Uploading Big Data to Azure

Posted 12 February 2018 12:00 AM by Ivan Diaz, Junior SharePoint Developer @ ClearPeople

Have you ever needed to upload a huge amount of data to Azure?

There are some tools that allow to upload data to Azure like Blob Transfer Utility Tool or Microsoft Azure Storage Explorer. However, some of those tools have size limitation or simply they will take too long (even some weeks) to finish the process.
For those cases, Azure allows to create an Import/Export job on Azure Portal to manage this process:


The process involves sending some physic disks to the Azure centre in the region you choose and they should contain all the data that you want to upload to your Storage Account. Nevertheless, the drives need to have a specific format and the data need to be copied following a specific structure. To do this, Microsoft released a tool to ease this process named "Azure Import/Export tool".

To use this tool it’s necessary that your machine meets these prerequisites:

  • You need a computer (the "copy machine") with Windows 7, Windows Server 2008 R2, or a newer Windows operating system installed.
  • The .NET Framework 4 must be installed on the copy machine.
  • BitLocker must be enabled on the copy machine.
  • You need one or more empty 2.5-inch or 3.5-inch SATAII or III or SSD hard drives connected to the copy machine.
  • The files you are planning to import must be accessible from the copy machine, whether they are on a network share or a local hard drive.

If you meet the requirements, when you execute this tool, you need to specify some parameters in order to get the source, destination and configuration information.

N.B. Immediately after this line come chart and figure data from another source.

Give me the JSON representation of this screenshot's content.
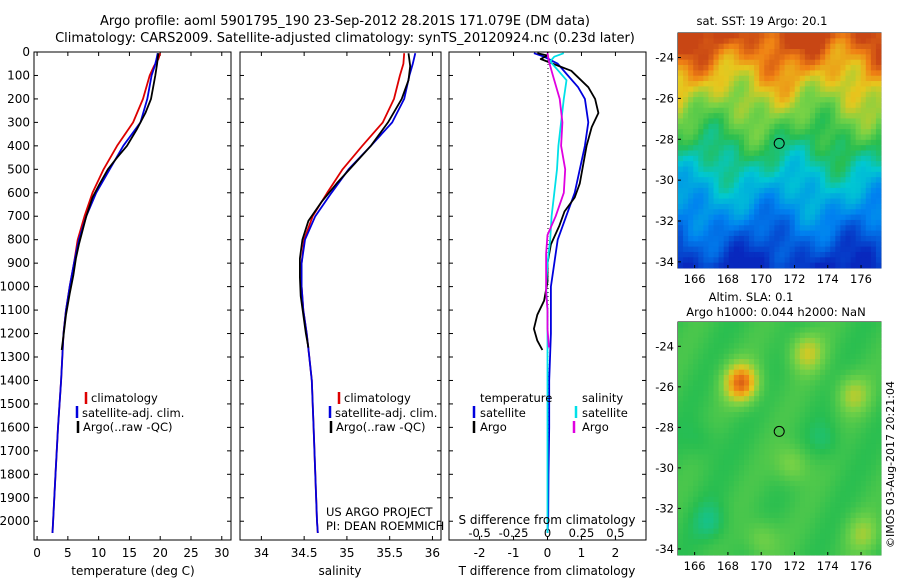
{
  "title": {
    "line1": "Argo profile: aoml 5901795_190 23-Sep-2012 28.201S 171.079E (DM data)",
    "line2": "Climatology: CARS2009. Satellite-adjusted climatology: synTS_20120924.nc (0.23d later)"
  },
  "colors": {
    "climatology": "#dd0000",
    "satellite": "#0000dd",
    "argo": "#000000",
    "satellite_s": "#00e0e8",
    "argo_s": "#e000e0"
  },
  "depth_axis": {
    "ylim": [
      2080,
      0
    ],
    "ticks": [
      0,
      100,
      200,
      300,
      400,
      500,
      600,
      700,
      800,
      900,
      1000,
      1100,
      1200,
      1300,
      1400,
      1500,
      1600,
      1700,
      1800,
      1900,
      2000
    ]
  },
  "chart_data": [
    {
      "type": "line",
      "id": "temperature",
      "xlabel": "temperature (deg C)",
      "xlim": [
        -0.5,
        31.5
      ],
      "xticks": [
        0,
        5,
        10,
        15,
        20,
        25,
        30
      ],
      "legend": [
        "climatology",
        "satellite-adj. clim.",
        "Argo(..raw -QC)"
      ],
      "series": [
        {
          "name": "climatology",
          "color": "#dd0000",
          "points": [
            [
              20.0,
              5
            ],
            [
              19.7,
              30
            ],
            [
              19.0,
              60
            ],
            [
              18.3,
              100
            ],
            [
              17.2,
              200
            ],
            [
              15.6,
              300
            ],
            [
              13.0,
              400
            ],
            [
              10.8,
              500
            ],
            [
              9.0,
              600
            ],
            [
              7.7,
              700
            ],
            [
              6.6,
              800
            ],
            [
              6.0,
              900
            ],
            [
              5.3,
              1000
            ],
            [
              4.7,
              1100
            ],
            [
              4.3,
              1200
            ],
            [
              3.9,
              1400
            ],
            [
              3.4,
              1600
            ],
            [
              3.0,
              1800
            ],
            [
              2.7,
              1950
            ],
            [
              2.5,
              2050
            ]
          ]
        },
        {
          "name": "satellite-adj. clim.",
          "color": "#0000dd",
          "points": [
            [
              19.6,
              5
            ],
            [
              19.4,
              30
            ],
            [
              19.1,
              60
            ],
            [
              18.6,
              100
            ],
            [
              17.9,
              200
            ],
            [
              16.8,
              300
            ],
            [
              14.0,
              400
            ],
            [
              11.8,
              500
            ],
            [
              9.6,
              600
            ],
            [
              8.0,
              700
            ],
            [
              6.8,
              800
            ],
            [
              6.0,
              900
            ],
            [
              5.3,
              1000
            ],
            [
              4.7,
              1100
            ],
            [
              4.3,
              1200
            ],
            [
              3.9,
              1400
            ],
            [
              3.4,
              1600
            ],
            [
              3.0,
              1800
            ],
            [
              2.7,
              1950
            ],
            [
              2.5,
              2050
            ]
          ]
        },
        {
          "name": "Argo(..raw -QC)",
          "color": "#000000",
          "points": [
            [
              19.7,
              5
            ],
            [
              19.5,
              50
            ],
            [
              19.2,
              100
            ],
            [
              18.5,
              200
            ],
            [
              17.6,
              260
            ],
            [
              16.2,
              330
            ],
            [
              14.6,
              400
            ],
            [
              13.0,
              450
            ],
            [
              11.5,
              500
            ],
            [
              10.2,
              560
            ],
            [
              9.0,
              620
            ],
            [
              8.0,
              700
            ],
            [
              7.4,
              760
            ],
            [
              6.8,
              820
            ],
            [
              6.3,
              880
            ],
            [
              5.9,
              950
            ],
            [
              5.3,
              1030
            ],
            [
              4.7,
              1120
            ],
            [
              4.3,
              1210
            ],
            [
              4.0,
              1270
            ]
          ]
        }
      ]
    },
    {
      "type": "line",
      "id": "salinity",
      "xlabel": "salinity",
      "xlim": [
        33.75,
        36.1
      ],
      "xticks": [
        34,
        34.5,
        35,
        35.5,
        36
      ],
      "xticklabels": [
        "34",
        "34.5",
        "35",
        "35.5",
        "36"
      ],
      "legend": [
        "climatology",
        "satellite-adj. clim.",
        "Argo(..raw -QC)"
      ],
      "series": [
        {
          "name": "climatology",
          "color": "#dd0000",
          "points": [
            [
              35.67,
              5
            ],
            [
              35.66,
              50
            ],
            [
              35.62,
              100
            ],
            [
              35.55,
              200
            ],
            [
              35.42,
              300
            ],
            [
              35.18,
              400
            ],
            [
              34.95,
              500
            ],
            [
              34.77,
              600
            ],
            [
              34.6,
              700
            ],
            [
              34.5,
              800
            ],
            [
              34.47,
              900
            ],
            [
              34.47,
              1000
            ],
            [
              34.49,
              1100
            ],
            [
              34.53,
              1200
            ],
            [
              34.56,
              1300
            ],
            [
              34.59,
              1400
            ],
            [
              34.61,
              1600
            ],
            [
              34.63,
              1800
            ],
            [
              34.65,
              2000
            ],
            [
              34.66,
              2050
            ]
          ]
        },
        {
          "name": "satellite-adj. clim.",
          "color": "#0000dd",
          "points": [
            [
              35.8,
              5
            ],
            [
              35.77,
              50
            ],
            [
              35.73,
              100
            ],
            [
              35.67,
              200
            ],
            [
              35.53,
              300
            ],
            [
              35.28,
              400
            ],
            [
              35.02,
              500
            ],
            [
              34.82,
              600
            ],
            [
              34.63,
              700
            ],
            [
              34.51,
              800
            ],
            [
              34.47,
              900
            ],
            [
              34.47,
              1000
            ],
            [
              34.49,
              1100
            ],
            [
              34.53,
              1200
            ],
            [
              34.56,
              1300
            ],
            [
              34.59,
              1400
            ],
            [
              34.61,
              1600
            ],
            [
              34.63,
              1800
            ],
            [
              34.65,
              2000
            ],
            [
              34.66,
              2050
            ]
          ]
        },
        {
          "name": "Argo(..raw -QC)",
          "color": "#000000",
          "points": [
            [
              35.72,
              5
            ],
            [
              35.74,
              60
            ],
            [
              35.72,
              120
            ],
            [
              35.64,
              200
            ],
            [
              35.48,
              300
            ],
            [
              35.28,
              400
            ],
            [
              35.08,
              480
            ],
            [
              34.88,
              560
            ],
            [
              34.7,
              640
            ],
            [
              34.55,
              720
            ],
            [
              34.48,
              800
            ],
            [
              34.45,
              880
            ],
            [
              34.45,
              960
            ],
            [
              34.46,
              1040
            ],
            [
              34.49,
              1120
            ],
            [
              34.52,
              1200
            ],
            [
              34.55,
              1260
            ]
          ]
        }
      ]
    },
    {
      "type": "line",
      "id": "difference",
      "xlabel": "T difference from climatology",
      "xlabel2": "S difference from climatology",
      "xlim": [
        -2.9,
        2.9
      ],
      "xticks": [
        -2,
        -1,
        0,
        1,
        2
      ],
      "sticks": [
        -0.5,
        -0.25,
        0,
        0.25,
        0.5
      ],
      "sticklabels": [
        "-0.5",
        "-0.25",
        "0",
        "0.25",
        "0.5"
      ],
      "legend_titles": [
        "temperature",
        "salinity"
      ],
      "legend": [
        "satellite",
        "Argo",
        "satellite",
        "Argo"
      ],
      "series": [
        {
          "name": "temperature satellite",
          "color": "#0000dd",
          "points": [
            [
              -0.4,
              5
            ],
            [
              -0.1,
              20
            ],
            [
              0.3,
              50
            ],
            [
              0.6,
              100
            ],
            [
              0.9,
              150
            ],
            [
              1.1,
              200
            ],
            [
              1.2,
              300
            ],
            [
              1.1,
              400
            ],
            [
              0.95,
              500
            ],
            [
              0.8,
              600
            ],
            [
              0.55,
              700
            ],
            [
              0.3,
              800
            ],
            [
              0.2,
              900
            ],
            [
              0.1,
              1000
            ],
            [
              0.1,
              1100
            ],
            [
              0.1,
              1200
            ],
            [
              0.05,
              1400
            ],
            [
              0.05,
              1600
            ],
            [
              0.03,
              1800
            ],
            [
              0.02,
              2000
            ],
            [
              0,
              2050
            ]
          ]
        },
        {
          "name": "temperature Argo",
          "color": "#000000",
          "points": [
            [
              -0.3,
              5
            ],
            [
              0.0,
              15
            ],
            [
              -0.2,
              30
            ],
            [
              0.7,
              80
            ],
            [
              1.2,
              150
            ],
            [
              1.4,
              200
            ],
            [
              1.5,
              260
            ],
            [
              1.3,
              320
            ],
            [
              1.15,
              400
            ],
            [
              1.05,
              480
            ],
            [
              0.95,
              560
            ],
            [
              0.8,
              620
            ],
            [
              0.5,
              680
            ],
            [
              0.35,
              740
            ],
            [
              0.1,
              820
            ],
            [
              0.0,
              900
            ],
            [
              0.0,
              980
            ],
            [
              -0.1,
              1060
            ],
            [
              -0.3,
              1120
            ],
            [
              -0.4,
              1180
            ],
            [
              -0.3,
              1230
            ],
            [
              -0.15,
              1270
            ]
          ]
        },
        {
          "name": "salinity satellite",
          "color": "#00e0e8",
          "points": [
            [
              0.12,
              5
            ],
            [
              0.05,
              20
            ],
            [
              0.02,
              40
            ],
            [
              0.08,
              80
            ],
            [
              0.14,
              120
            ],
            [
              0.12,
              200
            ],
            [
              0.1,
              300
            ],
            [
              0.08,
              400
            ],
            [
              0.07,
              500
            ],
            [
              0.05,
              600
            ],
            [
              0.03,
              700
            ],
            [
              0.02,
              800
            ],
            [
              0.0,
              900
            ],
            [
              -0.01,
              1000
            ],
            [
              0.0,
              1100
            ],
            [
              0.0,
              1200
            ],
            [
              0.0,
              1400
            ],
            [
              0.0,
              1600
            ],
            [
              0.0,
              1800
            ],
            [
              0.0,
              2000
            ],
            [
              0.0,
              2050
            ]
          ]
        },
        {
          "name": "salinity Argo",
          "color": "#e000e0",
          "points": [
            [
              0.0,
              5
            ],
            [
              0.01,
              40
            ],
            [
              0.04,
              100
            ],
            [
              0.09,
              200
            ],
            [
              0.11,
              300
            ],
            [
              0.1,
              400
            ],
            [
              0.13,
              500
            ],
            [
              0.12,
              600
            ],
            [
              0.06,
              700
            ],
            [
              0.0,
              780
            ],
            [
              -0.01,
              860
            ],
            [
              -0.01,
              940
            ],
            [
              -0.01,
              1020
            ],
            [
              0.0,
              1100
            ],
            [
              0.0,
              1180
            ],
            [
              0.01,
              1260
            ]
          ]
        }
      ]
    }
  ],
  "credits": {
    "line1": "US ARGO PROJECT",
    "line2": "PI: DEAN ROEMMICH"
  },
  "maps": [
    {
      "id": "sst-map",
      "title": "sat. SST: 19 Argo: 20.1",
      "xticks": [
        166,
        168,
        170,
        172,
        174,
        176
      ],
      "yticks": [
        -24,
        -26,
        -28,
        -30,
        -32,
        -34
      ],
      "lonlim": [
        165.0,
        177.2
      ],
      "latlim": [
        -34.3,
        -22.8
      ],
      "marker": [
        171.079,
        -28.201
      ]
    },
    {
      "id": "sla-map",
      "title": "Altim. SLA: 0.1",
      "subtitle": "Argo h1000: 0.044 h2000: NaN",
      "xticks": [
        166,
        168,
        170,
        172,
        174,
        176
      ],
      "yticks": [
        -24,
        -26,
        -28,
        -30,
        -32,
        -34
      ],
      "lonlim": [
        165.0,
        177.2
      ],
      "latlim": [
        -34.3,
        -22.8
      ],
      "marker": [
        171.079,
        -28.201
      ]
    }
  ],
  "watermark": "©IMOS 03-Aug-2017 20:21:04"
}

Then, the tool formats the destination disk and copies all the data into it. During the process, the tool generates a log, but also an important file named “journal” that will be necessary to attach later in your Import/Export job in Azure. This file contains important information that they use to decrypt the data and upload it to your storage account.

There was a first version of this tool that could cause you issues if you tried to copy data from different sources or to different disks. So, if you needed to carry out some of those actions, it required to develop a script to manage the different cases. However, last year, Microsoft released a new version of this tool and they have simplified the number of parameters for the tool and the way to provision the information about the source and destination of the data.

An example of execution for the latest version that will work for many cases would be:

.\\\\WAImportExport.exe PrepImport /id:"$session" /j:"$JournalFile" /logdir:"$LogDirectory" /sk:"$StorageAccountKey" /InitialDriveSet:"$driveSet" /DataSet:"$data"

  • $session: contains a name for that copy session.
  • $JournalFile: contains the name for the journal file.
  • $LogDirectory: contains the directory where you want to store the log for that copy session.
  • $StorageAccountKey: contains the key for the destination storage account.
  • $driveSet: contains the csv file with information about the destination drives.
  • $data: contains the csv file with information about the copied data.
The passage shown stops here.